Brian Schopfer, CFO and Medical Group President, Mirion Technologies: I think the other thing on Novartis that we’re super focused on on the nuclear medicine side is that pull-through of the technology, nuclear safety product lines in. Shelia brings us that advantage because she knows both businesses. And I think as you asked specifically about Novartis, I think that’s really where we’re going to be able to kind of move the needle here.

Tom Logan, Founder, Chairman, and CEO, Mirion Technologies: Yeah, and as you think about that, just tagging onto what Brian said, they have three major production facilities in the U.S., Yuan. They’re building two more. These facilities require a lot of equipment that is relevant to us relating to laboratory and QC equipment like gamma spec instrumentation, radiation monitoring for area monitors and effluent, classical health physics instrumentation like survey instruments and dosimeters, dose of record for legal dosimetry, dose calibration instruments, etc. So they’re obviously a significant player. We hope to support them in the most comprehensive way possible.
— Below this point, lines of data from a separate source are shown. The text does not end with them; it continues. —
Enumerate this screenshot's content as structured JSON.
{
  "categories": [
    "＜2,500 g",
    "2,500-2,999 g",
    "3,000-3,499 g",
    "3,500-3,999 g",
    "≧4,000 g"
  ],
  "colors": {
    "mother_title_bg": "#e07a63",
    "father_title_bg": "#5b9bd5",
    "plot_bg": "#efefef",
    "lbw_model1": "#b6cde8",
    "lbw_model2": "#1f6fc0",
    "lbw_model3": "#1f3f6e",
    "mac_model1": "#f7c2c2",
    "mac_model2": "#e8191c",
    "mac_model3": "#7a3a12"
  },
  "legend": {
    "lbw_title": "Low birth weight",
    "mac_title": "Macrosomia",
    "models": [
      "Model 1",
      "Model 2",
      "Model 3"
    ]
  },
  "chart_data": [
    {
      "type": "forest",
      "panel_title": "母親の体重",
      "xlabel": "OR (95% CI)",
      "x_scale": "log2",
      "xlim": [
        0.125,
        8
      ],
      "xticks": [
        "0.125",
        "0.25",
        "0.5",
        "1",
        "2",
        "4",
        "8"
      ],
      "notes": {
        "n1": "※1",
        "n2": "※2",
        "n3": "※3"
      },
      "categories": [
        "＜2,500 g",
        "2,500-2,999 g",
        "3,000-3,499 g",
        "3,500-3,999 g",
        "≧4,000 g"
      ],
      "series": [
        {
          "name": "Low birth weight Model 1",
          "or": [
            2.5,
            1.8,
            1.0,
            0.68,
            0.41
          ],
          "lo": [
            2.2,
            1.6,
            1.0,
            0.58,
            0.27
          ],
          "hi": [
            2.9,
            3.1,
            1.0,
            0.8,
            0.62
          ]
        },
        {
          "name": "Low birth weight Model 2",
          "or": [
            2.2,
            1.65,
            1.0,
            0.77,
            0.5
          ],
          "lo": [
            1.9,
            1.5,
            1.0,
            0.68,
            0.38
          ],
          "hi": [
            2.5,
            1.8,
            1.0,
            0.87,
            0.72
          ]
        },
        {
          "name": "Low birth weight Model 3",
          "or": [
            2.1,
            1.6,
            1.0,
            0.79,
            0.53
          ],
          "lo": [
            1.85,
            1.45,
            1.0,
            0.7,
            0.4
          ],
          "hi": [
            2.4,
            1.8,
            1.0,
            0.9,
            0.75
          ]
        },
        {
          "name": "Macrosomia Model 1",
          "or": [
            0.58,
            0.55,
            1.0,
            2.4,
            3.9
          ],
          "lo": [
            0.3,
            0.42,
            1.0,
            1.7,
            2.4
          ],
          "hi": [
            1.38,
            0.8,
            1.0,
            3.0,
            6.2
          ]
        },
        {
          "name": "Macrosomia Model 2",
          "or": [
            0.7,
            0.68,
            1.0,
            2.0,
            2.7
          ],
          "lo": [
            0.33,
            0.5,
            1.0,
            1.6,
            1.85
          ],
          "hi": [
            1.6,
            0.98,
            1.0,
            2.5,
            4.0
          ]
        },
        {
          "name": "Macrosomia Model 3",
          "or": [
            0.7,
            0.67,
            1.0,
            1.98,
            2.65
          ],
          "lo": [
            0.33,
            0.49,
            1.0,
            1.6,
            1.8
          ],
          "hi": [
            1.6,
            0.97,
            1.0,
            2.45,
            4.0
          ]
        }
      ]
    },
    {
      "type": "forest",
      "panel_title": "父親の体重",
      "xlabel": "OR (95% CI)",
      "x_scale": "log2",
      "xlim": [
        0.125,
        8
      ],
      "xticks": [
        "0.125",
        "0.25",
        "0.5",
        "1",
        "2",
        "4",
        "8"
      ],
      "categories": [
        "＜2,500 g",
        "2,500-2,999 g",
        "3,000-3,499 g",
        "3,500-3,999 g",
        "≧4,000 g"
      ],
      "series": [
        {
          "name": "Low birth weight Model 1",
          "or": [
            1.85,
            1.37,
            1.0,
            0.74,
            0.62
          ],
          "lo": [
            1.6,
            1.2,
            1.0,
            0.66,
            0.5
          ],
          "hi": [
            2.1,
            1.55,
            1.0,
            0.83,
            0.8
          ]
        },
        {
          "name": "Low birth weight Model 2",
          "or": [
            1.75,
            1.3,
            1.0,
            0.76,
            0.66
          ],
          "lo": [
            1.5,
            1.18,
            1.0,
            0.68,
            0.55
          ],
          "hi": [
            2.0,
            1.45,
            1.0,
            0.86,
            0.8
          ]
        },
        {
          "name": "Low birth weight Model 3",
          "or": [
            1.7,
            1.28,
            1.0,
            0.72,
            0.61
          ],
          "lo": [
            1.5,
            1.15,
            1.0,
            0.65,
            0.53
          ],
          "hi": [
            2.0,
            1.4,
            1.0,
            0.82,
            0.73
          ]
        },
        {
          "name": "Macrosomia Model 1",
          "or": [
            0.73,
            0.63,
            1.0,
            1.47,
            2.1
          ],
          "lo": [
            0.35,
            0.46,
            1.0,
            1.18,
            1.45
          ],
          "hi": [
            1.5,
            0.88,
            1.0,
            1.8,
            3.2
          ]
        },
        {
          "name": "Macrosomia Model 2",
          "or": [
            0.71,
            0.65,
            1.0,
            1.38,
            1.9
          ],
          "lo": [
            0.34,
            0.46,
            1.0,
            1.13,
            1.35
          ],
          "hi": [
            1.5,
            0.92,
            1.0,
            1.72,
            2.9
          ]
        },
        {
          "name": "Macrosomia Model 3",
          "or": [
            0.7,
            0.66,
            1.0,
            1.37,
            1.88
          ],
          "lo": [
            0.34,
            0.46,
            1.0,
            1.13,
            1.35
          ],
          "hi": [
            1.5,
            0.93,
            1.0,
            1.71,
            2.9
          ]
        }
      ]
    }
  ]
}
Yuan Ji, Analyst, B. Riley Securities: Yeah, got it. Thanks for the additional color.

Melissa, Conference Operator: Thank you. Ladies and gentlemen, this concludes our question-and-answer session. I’ll turn the floor back to Mr. Logan for any final comments.

Tom Logan, Founder, Chairman, and CEO, Mirion Technologies: Ladies and gentlemen, thank you for listening in today. Again, we’re excited about ending what has been a really important year for Mirion overall in terms of our continued strategic evolution as a business, in terms of key operational and financial milestones that we’ve articulated. But more fundamentally, we continue to be very constructive about vertical market dynamics, about our capabilities overall. So we’ll look forward to sharing the journey with you over the upcoming quarters and wish you all well. Thank you very much.

Melissa, Conference Operator: Thank you. This concludes today’s conference. You may disconnect your lines at this time. Thank you for your participation.